The women of Sydney are not silenced
I love the word bonkers. My mum used to say it all the time, and I just don’t seem to hear it often enough anymore. That was until Saturday when it was used in the Herald to describe the position many Sydney Anglicans hold regarding the role of women in the church. Yet I want to suggest the reason people hold this view isn’t quite as muddled headed as Julia Baird might presume.
The Sydney Anglican church encourages women to serve in many different ways. Therefore it was disappointing to discover that Baird overlooked a particularly important motion in the Synod papers designed to empower women.
A service at St Andrews cathedral in the Anglican diocese of Sydney.CREDIT:FAIRFAX
This motion, passed without objection, recognised the 30th anniversary of women being ordained in the diocese. It was a celebration of how women contribute to the life of the church. And contribute they do. Women are appointed to various positions of leadership, influence and service across the diocese.

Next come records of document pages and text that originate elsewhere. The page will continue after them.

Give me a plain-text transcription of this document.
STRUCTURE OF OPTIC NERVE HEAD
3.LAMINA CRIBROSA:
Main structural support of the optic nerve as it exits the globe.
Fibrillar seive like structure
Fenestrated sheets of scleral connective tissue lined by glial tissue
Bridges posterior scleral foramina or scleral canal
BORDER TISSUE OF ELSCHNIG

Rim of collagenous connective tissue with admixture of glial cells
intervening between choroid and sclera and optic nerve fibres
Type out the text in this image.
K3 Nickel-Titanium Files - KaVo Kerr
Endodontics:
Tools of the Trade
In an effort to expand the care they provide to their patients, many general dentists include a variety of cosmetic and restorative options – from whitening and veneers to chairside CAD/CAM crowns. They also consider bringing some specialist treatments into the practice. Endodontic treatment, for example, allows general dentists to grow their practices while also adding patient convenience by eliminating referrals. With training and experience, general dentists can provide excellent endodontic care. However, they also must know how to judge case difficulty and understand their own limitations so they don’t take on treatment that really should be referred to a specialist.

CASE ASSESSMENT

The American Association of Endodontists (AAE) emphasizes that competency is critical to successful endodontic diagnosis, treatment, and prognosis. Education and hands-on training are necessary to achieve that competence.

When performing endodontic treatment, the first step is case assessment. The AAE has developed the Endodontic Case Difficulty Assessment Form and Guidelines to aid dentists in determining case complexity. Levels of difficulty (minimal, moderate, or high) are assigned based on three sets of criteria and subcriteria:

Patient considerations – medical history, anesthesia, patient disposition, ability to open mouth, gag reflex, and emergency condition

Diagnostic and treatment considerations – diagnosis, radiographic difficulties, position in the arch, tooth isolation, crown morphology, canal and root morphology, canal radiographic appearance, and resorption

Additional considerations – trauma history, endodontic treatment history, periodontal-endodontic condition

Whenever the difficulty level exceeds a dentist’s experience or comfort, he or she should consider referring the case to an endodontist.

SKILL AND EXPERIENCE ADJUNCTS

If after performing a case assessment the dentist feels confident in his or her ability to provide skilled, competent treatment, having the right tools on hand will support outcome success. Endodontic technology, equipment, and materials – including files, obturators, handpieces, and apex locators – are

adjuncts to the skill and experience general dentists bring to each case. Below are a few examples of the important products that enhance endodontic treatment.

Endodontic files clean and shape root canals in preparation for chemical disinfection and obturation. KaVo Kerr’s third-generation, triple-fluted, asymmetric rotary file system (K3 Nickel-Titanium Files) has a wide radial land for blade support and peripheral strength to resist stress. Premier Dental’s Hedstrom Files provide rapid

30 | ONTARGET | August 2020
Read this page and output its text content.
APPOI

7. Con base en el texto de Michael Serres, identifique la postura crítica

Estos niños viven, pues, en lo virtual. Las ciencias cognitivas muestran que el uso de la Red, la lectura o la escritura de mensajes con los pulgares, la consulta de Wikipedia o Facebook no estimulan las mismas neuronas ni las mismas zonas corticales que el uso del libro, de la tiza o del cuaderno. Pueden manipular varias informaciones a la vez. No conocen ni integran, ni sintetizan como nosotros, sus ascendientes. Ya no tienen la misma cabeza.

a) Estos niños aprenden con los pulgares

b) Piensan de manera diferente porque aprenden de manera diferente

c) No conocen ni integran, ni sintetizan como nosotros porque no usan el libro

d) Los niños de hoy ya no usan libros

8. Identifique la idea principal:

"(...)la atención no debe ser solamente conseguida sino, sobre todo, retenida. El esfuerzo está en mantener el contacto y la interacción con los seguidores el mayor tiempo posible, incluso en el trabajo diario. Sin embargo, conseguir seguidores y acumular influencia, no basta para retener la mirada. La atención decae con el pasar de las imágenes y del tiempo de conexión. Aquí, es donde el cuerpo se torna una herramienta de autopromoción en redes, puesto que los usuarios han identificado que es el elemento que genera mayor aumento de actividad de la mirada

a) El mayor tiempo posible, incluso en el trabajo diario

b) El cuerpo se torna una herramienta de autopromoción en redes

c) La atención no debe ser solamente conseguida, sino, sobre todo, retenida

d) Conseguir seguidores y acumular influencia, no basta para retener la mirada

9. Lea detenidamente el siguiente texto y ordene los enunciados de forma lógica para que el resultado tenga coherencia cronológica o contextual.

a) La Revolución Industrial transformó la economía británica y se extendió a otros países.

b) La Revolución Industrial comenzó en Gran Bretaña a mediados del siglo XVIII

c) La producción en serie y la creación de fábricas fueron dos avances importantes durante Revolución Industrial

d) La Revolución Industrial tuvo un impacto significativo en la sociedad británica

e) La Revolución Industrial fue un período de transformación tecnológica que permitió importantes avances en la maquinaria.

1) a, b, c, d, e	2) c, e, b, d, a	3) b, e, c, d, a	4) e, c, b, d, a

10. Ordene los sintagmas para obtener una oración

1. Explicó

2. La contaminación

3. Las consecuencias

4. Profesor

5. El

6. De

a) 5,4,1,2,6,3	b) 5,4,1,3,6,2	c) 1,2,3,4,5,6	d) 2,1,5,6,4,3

In my capacity as archdeacon for women’s ministry I am part of the senior clergy team comprising the archbishop, the assistant bishops and myself where I am given every opportunity to share my thoughts and influence decisions. I chair committees and participate in the training and discernment of ordination candidates. It is also my privilege to support and witness the vast array of women, hundreds in fact, who are humbly, wisely and strategically offering themselves to serve in ways that contribute to both church and community life.
All this is to say that women in the Sydney diocese are far from silenced. The argument that women not being able to preach to mixed congregations or be the senior minister of the church means they are therefore silent, downtrodden and without a voice simply doesn’t add up. Nobody denies women have a vital role to play in the life of our church. On the topic of women preaching, it has always been the case that they can preach to mixed congregations, should they and the church they serve in seek them to fulfil this role.
These decisions are based on an understanding of what the Bible teaches. Calling those who uphold these beliefs bonkers doesn’t lessen the reality of this being a legitimate way of expressing our faith. Additionally, the tragedy of this polarisation is it ignores the hundreds of women, both lay and ordained, who are theologically trained, deployed across the church, leading ministries, using their skills for church governance, and doing an amazing faithful work among the vulnerable, the marginalised and weak.
By all means let’s keep examining the Bible and keep talking about how women may appropriately serve in the church. However, as we do so let’s not fall into the trap of assuming that women are not already participating influentially or effectively in the life of the church.
Kara Hartley is the Archdeacon for Women’s Ministry in the Diocese of Sydney.